Folklore tells of an invisible people who populate the Nordic island country. The modern generations of Iceland no longer pay heed to them; however, the "hidden folk" prove time and time again to their visitors they don't need the belief of mere mortals to exist.
In November 2014, I flew to Iceland with four friends to the Iceland Airwaves music festival. After the second worst Halloween ever and a good six months into my first full-time job after graduating, the trip came at the perfect time. The cement walls of the Keflavík airport welcomingly echoed back my footsteps as I sleep-stumbled after my friends whose strides were much longer than mine. Swiftly and silently, the second I left the cold, gray structure and planted my feet into Icelandic soil, the huldufólk grabbed hold of me and I became theirs forever.
Huldufólk roam free and protect their mystical terrain — a lumpy place, as I discovered when I walked through a field of mossy volcanic rock. Their home is a land of fire and ice, of thermal hot springs and glassy glacier lakes, of serpentine lights slithering in the sky and Garðar basalt columns rooted in the black sand of Reynisfjara.

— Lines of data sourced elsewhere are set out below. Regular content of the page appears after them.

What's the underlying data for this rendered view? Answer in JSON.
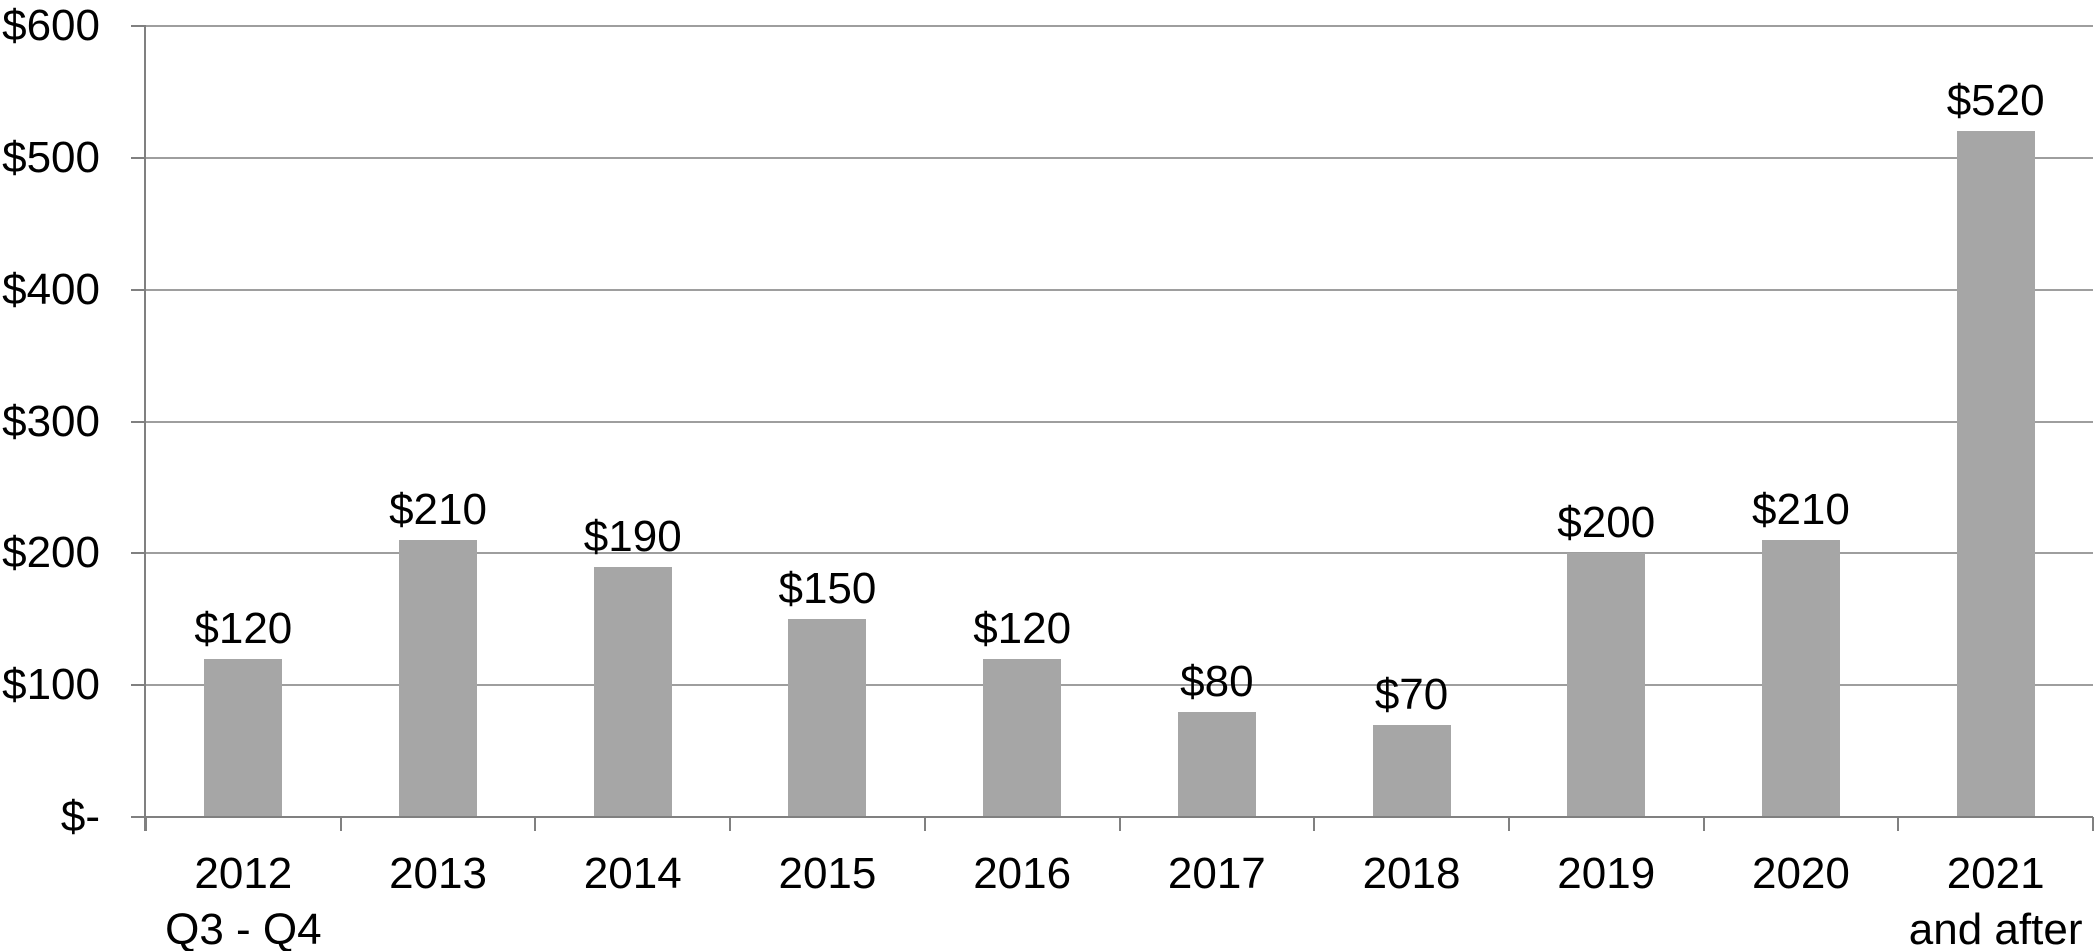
{
  "chart_data": {
    "type": "bar",
    "title": "",
    "xlabel": "",
    "ylabel": "",
    "categories": [
      "2012\nQ3 - Q4",
      "2013",
      "2014",
      "2015",
      "2016",
      "2017",
      "2018",
      "2019",
      "2020",
      "2021\nand after"
    ],
    "values": [
      120,
      210,
      190,
      150,
      120,
      80,
      70,
      200,
      210,
      520
    ],
    "bar_labels": [
      "$120",
      "$210",
      "$190",
      "$150",
      "$120",
      "$80",
      "$70",
      "$200",
      "$210",
      "$520"
    ],
    "ylim": [
      0,
      600
    ],
    "y_tick_step": 100,
    "y_tick_labels": [
      "$-",
      "$100",
      "$200",
      "$300",
      "$400",
      "$500",
      "$600"
    ],
    "grid": true,
    "legend_position": "none",
    "colors": {
      "bar": "#A6A6A6",
      "gridline": "#9E9E9E",
      "axis": "#808080",
      "label_text": "#000000",
      "background": "#FFFFFF"
    }
  }
}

Their magic is strong. It has, admittedly, been two years since I’ve been there, but I have no tainted recollections of my travels there. They’ve taken hold of my imagination, kept my memories from getting dusty, and illuminated even the dark, slippery streets of Reykjavík.
In Iceland, the huldufólk reconnected me with God by entering my dreams and reminding me that I am His child. They introduced in me a desire to raise sheep by sending a herd (way past their shearing date) to bounce past our hostel, knowing that I would laugh too hard at the sight. They were with me as I discovered new musicians: Ásgeir, Moses Sumney, Kaleo, Snorri Helgason, Phox, Sin Fang, Ezra Furman, Júníus Meyvant, Low Roar and so many more. They supplied the magic I felt when my friends and I skipped The Flaming Lips to play MASH all night long. (That’s probably the touchiest subject of the whole trip. We all live with regrets sometimes. But, MASH was magical in the moment. And the band was on our flight home to Denver.)
I wish I could pin down a favorite memory, but I really can’t. Every time I start to write about the shark museum with the family church, memories of eating fermented shark comes to my mind (and burns my throat). Or if I begin on my experience bathing in the Blue Lagoon, I remember spending at least 15 minutes detangling my friend’s hair. Or I think of the odd crunchiness of those hot dogs. Or the warmth of the Icelandic people who welcomed us to church. Or the emotions I felt when I was in line for Caribou. Or the boys who asked me if I had “schwag” (drugs?). Or the cold of my body, but the warmth of my soul surrounded by people I love. So much to show you.
So, I guess, you’ll just have to meet the huldufólk yourself and experience Iceland with them. And within you, like they have within me, the huldufólk will plant the heart of their home. The active rumblings of the earth and the volcanoes will mirror the restlessness in you. And when you leave, you'll only find that you only want to go back.